Agonizing over U.S. job losses often overlooks a primary cause of the problem: America's severe trade deficit. Since the 1970s, U.S. imports have exceeded exports every year.
"This deficit, now the world's largest, kills jobs. It urgently needs to be fixed," write Donald L. Barlett and James B. Steele in their new book, The Betrayal of the American Dream. "It's time our trade policy was asked to serve the interests of all Americans -- not just the markets and the people who control those markets."
Barlett and Steele, who have won two Pulitzer Prizes for their analytical reporting, believe Congress must limit imports whose manufacture is subsidized by governments, like China, and require those foreign nations to lower barriers that impede U.S. products.
Unfortunately, corporate lobbyists and corporate campaign donations are so powerful that Republicans and Democrats alike in Congress routinely vote to protect interests of major corporations, not the interests of average American workers.
Current warnings about the "fiscal cliff," for example, often ignore policies that moved millions of American jobs overseas, hurting U.S. workers, small businesses and local communities.
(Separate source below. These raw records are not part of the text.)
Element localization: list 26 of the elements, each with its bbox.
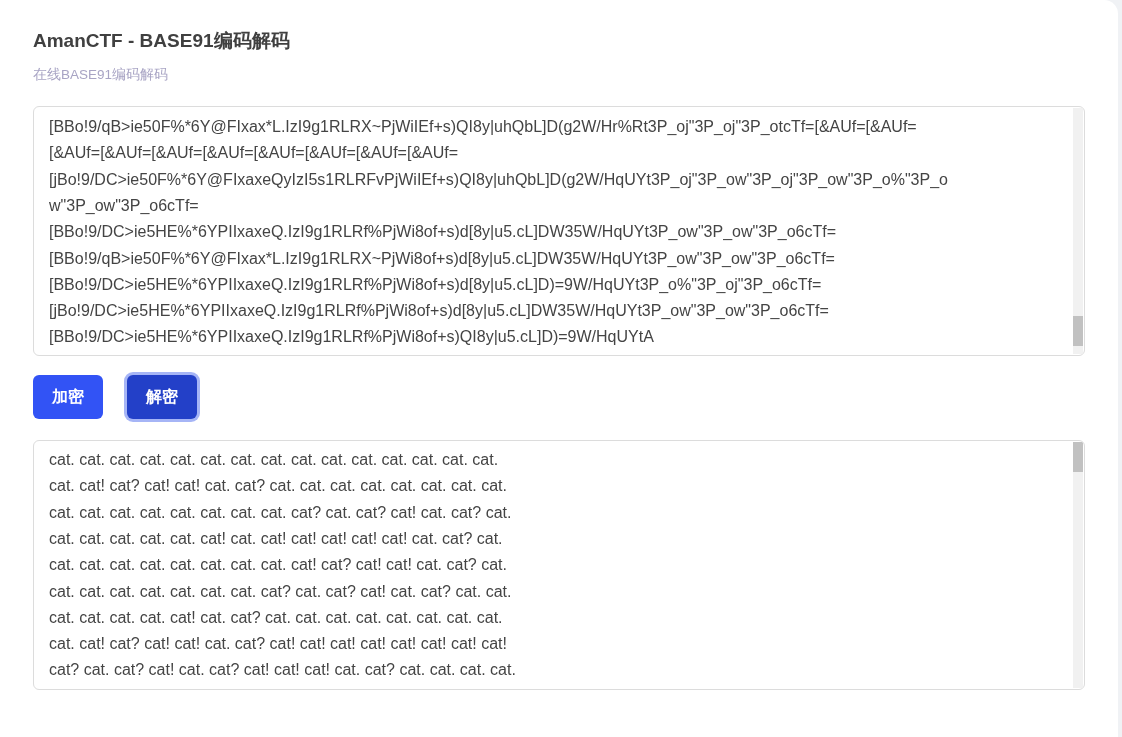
output-field[interactable] — [33, 440, 1085, 691]
text-line: cat. cat. cat. cat. cat. cat. cat. cat. cat. cat. cat. cat. cat. cat. cat. — [49, 450, 500, 471]
text-line: cat. cat. cat. cat. cat. cat. cat. cat. cat! cat? cat! cat! cat. cat? cat. — [49, 555, 508, 576]
text-line: [BBo!9/qB>ie50F%*6Y@FIxax*L.IzI9g1RLRX~PjWi8of+s)d[8y|u5.cL]DW35W/HqUYt3P_ow"3P_ow"3P_o6cTf= — [49, 248, 836, 269]
action-button[interactable]: 加密 — [33, 375, 103, 420]
page-subtitle: 在线BASE91编码解码 — [33, 65, 170, 84]
text-line: [jBo!9/DC>ie5HE%*6YPIIxaxeQ.IzI9g1RLRf%PjWi8of+s)d[8y|u5.cL]DW35W/HqUYt3P_ow"3P_ow"3P_o6cTf= — [49, 301, 830, 322]
text-line: [BBo!9/DC>ie5HE%*6YPIIxaxeQ.IzI9g1RLRf%PjWi8of+s)d[8y|u5.cL]D)=9W/HqUYt3P_o%"3P_oj"3P_o6cTf= — [49, 274, 823, 295]
text-line: cat. cat. cat. cat. cat. cat! cat. cat! cat! cat! cat! cat! cat. cat? cat. — [49, 528, 504, 549]
text-line: cat. cat. cat. cat. cat. cat. cat. cat? cat. cat? cat! cat. cat? cat. cat. — [49, 581, 513, 602]
text-line: w"3P_ow"3P_o6cTf= — [49, 195, 200, 216]
text-line: [BBo!9/DC>ie5HE%*6YPIIxaxeQ.IzI9g1RLRf%PjWi8of+s)QI8y|u5.cL]D)=9W/HqUYtA — [49, 327, 655, 348]
scrollbar[interactable] — [1073, 442, 1083, 689]
text-line: [jBo!9/DC>ie50F%*6Y@FIxaxeQyIzI5s1RLRFvPjWiIEf+s)QI8y|uhQbL]D(g2W/HqUYt3P_oj"3P_ow"3P_oj"3P_ow"3P_o%"3P_o — [49, 169, 949, 190]
page-title: AmanCTF - BASE91编码解码 — [33, 30, 291, 53]
text-line: cat. cat. cat. cat. cat! cat. cat? cat. cat. cat. cat. cat. cat. cat. cat. — [49, 607, 504, 628]
action-button[interactable]: 解密 — [127, 375, 197, 420]
text-line: cat. cat! cat? cat! cat! cat. cat? cat. cat. cat. cat. cat. cat. cat. cat. — [49, 476, 508, 497]
input-field[interactable] — [33, 106, 1085, 357]
text-line: [&AUf=[&AUf=[&AUf=[&AUf=[&AUf=[&AUf=[&AUf=[&AUf= — [49, 143, 460, 164]
text-line: [BBo!9/DC>ie5HE%*6YPIIxaxeQ.IzI9g1RLRf%PjWi8of+s)d[8y|u5.cL]DW35W/HqUYt3P_ow"3P_ow"3P_o6cTf= — [49, 222, 837, 243]
text-line: cat. cat. cat. cat. cat. cat. cat. cat. cat? cat. cat? cat! cat. cat? cat. — [49, 502, 513, 523]
text-line: [BBo!9/qB>ie50F%*6Y@FIxax*L.IzI9g1RLRX~PjWiIEf+s)QI8y|uhQbL]D(g2W/Hr%Rt3P_oj"3P_oj"3P_otcTf=[&AUf=[&AUf= — [49, 117, 918, 138]
scrollbar[interactable] — [1073, 108, 1083, 355]
text-line: cat? cat. cat? cat! cat. cat? cat! cat! cat! cat. cat? cat. cat. cat. cat. — [49, 660, 517, 681]
text-line: cat. cat! cat? cat! cat! cat. cat? cat! cat! cat! cat! cat! cat! cat! cat! — [49, 634, 508, 655]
The "outsourced" American jobs are not just unskilled ones, but an increasing number of high-tech and engineering jobs -- another fact overlooked in most debates, Barlett and Steele point out.
The Alliance for American Manufacturing -- a coalition of major manufacturers, steel companies and the United Steelworkers -- makes the same point. "Cheap imports made in unsafe, low-wage factories overseas are not improving the fortunes of American's least fortunate, much less its middle class," the AAM said in a 2009 book of essays.
"Manufacturing is the engine of economic growth, not financial wizardry," Richard McCormick wrote in the book.
In 2010, America shipped 7 percent of its exports to China, while China shipped 23 percent of its total exports to the United States. Between 2000 and 2010, America's trade deficit with China more than tripled, according to a congressional report.
Solutions to America's debt crisis won't be simple. But it is time to stop talking about cures such as cutting Social Security benefits. Social Security has not used one penny of money from any source other than people who paid into it throughout their working lives.
It is time to start focusing on issues like "free trade" agreements -- backed by Republican and Democratic leaders -- that undercut the economy and the lives of millions of American workers.